But while the decision to strike Syrian government targets marked a sharp reversal in the President's stance on Syria -- one that called for a laser-like focus on ISIS and largely ignoring Assad -- the sharp, 180-degree turn didn't happen over a matter of days.
Months earlier, during an off-the-record holiday gathering with reporters at his opulent Mar-a-Lago estate a week before Christmas, Trump spoke at length about the carnage of the Syrian civil war, revealing that the issue was weighing on him as he prepared to take office. Trump spokeswoman Hope Hicks authorized CNN on Friday to report the contents of his remarks on the topic at the gathering, which CNN attended.
He described the slaughter of civilians in Syria as a "holocaust," and remarked on the "high pain threshold" of the population there.
Trump also described in detail a video he had seen of an elderly woman being shot multiple times in Syria, struggling as she tried to continue to walk.
And then, he acknowledged that the US had a "responsibility" over the devastating Syrian conflict -- the same word he would use months later before approving the launch of 59 Tomahawk cruise missiles to target a Syrian Air Force base.
"I now have responsibility. And I will have that responsibility and carry it very proudly, I will tell you that. It is now my responsibility," Trump said Wednesday during a White House news conference one day before approving the airstrike.
Trump said that the chemical weapons attack "crossed a lot of lines for me," a telling comment that signaled his shifting willingness to strike the Syrian regime.
But even as he spoke broadly during the December cocktail gathering about a US responsibility over the horrors taking place in Syria, he was clearly undergoing a shift in his approach to the conflict there as his moral responsibility as the US President and "leader of the free world" began to sink in.

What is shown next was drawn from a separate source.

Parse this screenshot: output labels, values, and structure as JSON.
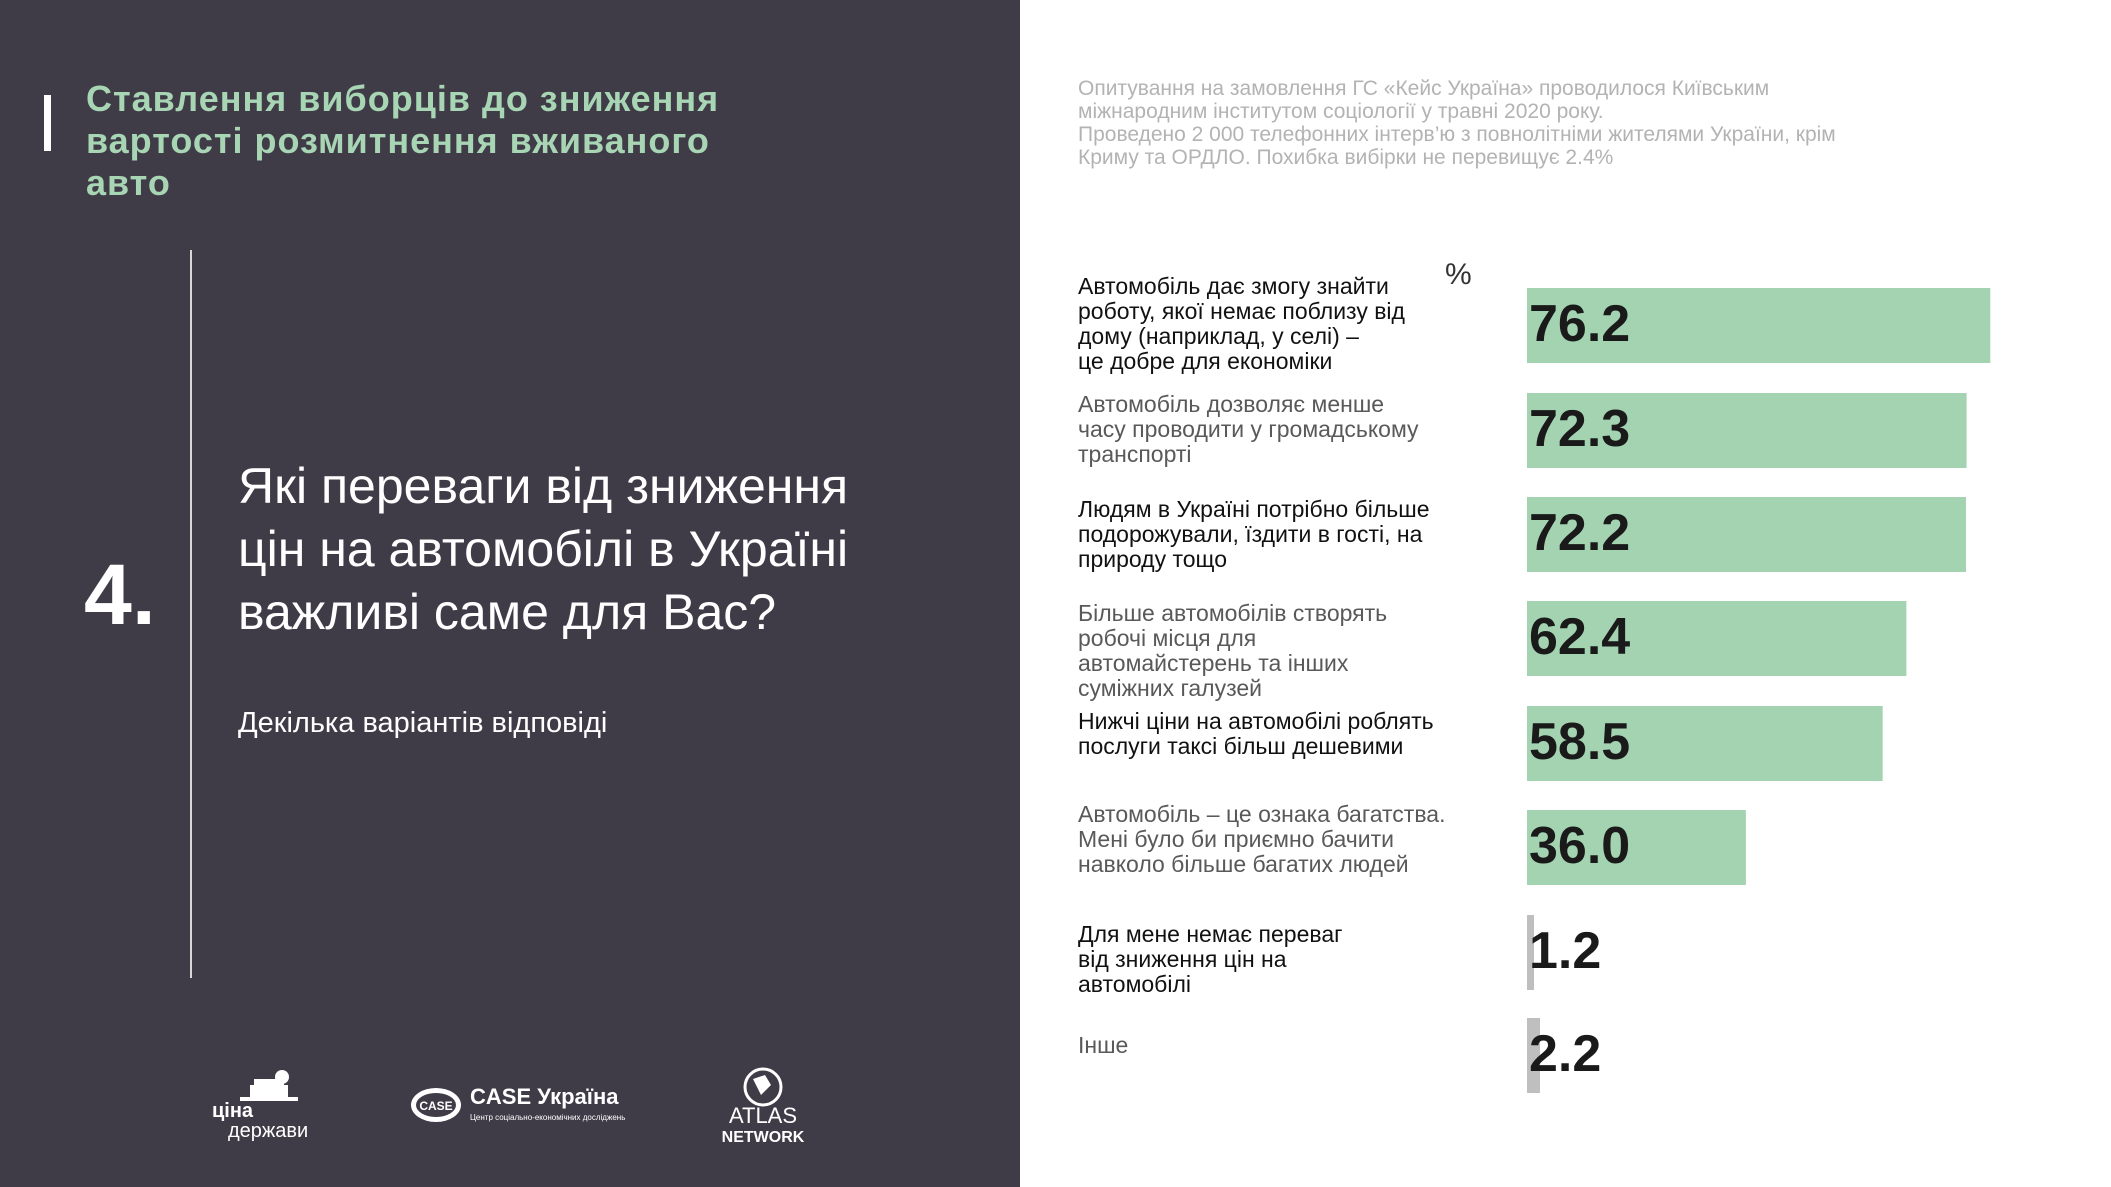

It was clear Trump was giving more thought to the Syrian conflict that he would soon inherit as president, and he indicated he would be weighing different ways the US could act to stop the atrocities that continued to unfold in Syria.
He declined to say if he would take military action, parroting his oft-repeated line that the US should act first and talk later, rather than telegraph military actions in advance.
Trump spoke at length about the "tragedy" unfolding in Syria and the atrocities the world had grown all too accustomed to seeing and his demeanor and thoughtfulness as he addressed the topic struck reporters who had covered Trump's campaign since its early days as a crucial piece of insight into how Trump was becoming more clearly aware of the real world implications of his startling election victory.
With his strikes against a Syrian government target on Thursday night, Trump made clear that his Middle East policy won't just be driven by a single-minded focus on terrorist groups like ISIS or core national security threats -- but could be expanded to address the United States' moral responsibility in the world.
That's not something Trump spoke about during his campaign for president. Rather, Trump touted an "America First" philosophy that he said would drive his domestic and foreign policy. He decried the Iraq War as a "stupid" decision that had led to needlessly spilled blood and treasure in the Middle East.
Trump called for keeping US military action in the Middle East singularly focused on eliminating ISIS and argued that the US had "bigger problems" than Syrian President Bashar al-Assad.
"We cannot be the world's policeman," Trump said at his first presidential debate against former secretary of state Hillary Clinton, whom Trump called out for her role in some of the very foreign interventions Trump railed against on the stump.
Trump's internal shift didn't translate into US policy until this week after the latest images of the Assad regime's horrific violence against civilians were broadcast around the world.
Secretary of State Rex Tillerson insisted that the decision to strike was not triggered by an "emotional reaction," but made clear the decision was driven by Trump's refusal to "turn a blind eye" to the Syrian violence.
The chemical weapons attacks that prompted Trump to strike had happened "on his watch," Tillerson said of Trump.
As recently as last week, the administration's top officials continued to articulate Trump's realpolitik view of the Syrian civil war as he articulated it on the campaign.
"With respect to Assad, there is a political reality that we have to accept," White House press secretary Sean Spicer said last week. "The United States has profound priorities in Syria and Iraq, and we've made it clear that counterterrorism -- particularly the defeat of ISIS -- is foremost among those priorities."
Thursday night's strike sent a clear message that Trump was willing to act beyond those counterterrorism priorities, but US officials made clear that the strike was meant to send a message -- not fundamentally alter US policy in the region.
"I would not in any way attempt to extrapolate that to a change in our policy or posture relative to our military activities in Syria today. There has been no change in that status," Tillerson told reporters after the cruise missiles had struck their targets.
Lt. Gen. H.R. McMaster, the president's national security adviser, said the strike "should" shift Assad's calculus on chemical weapons.
Still, he acknowledged that the strike did not eliminate Assad's capacity to conduct the ghastly attacks.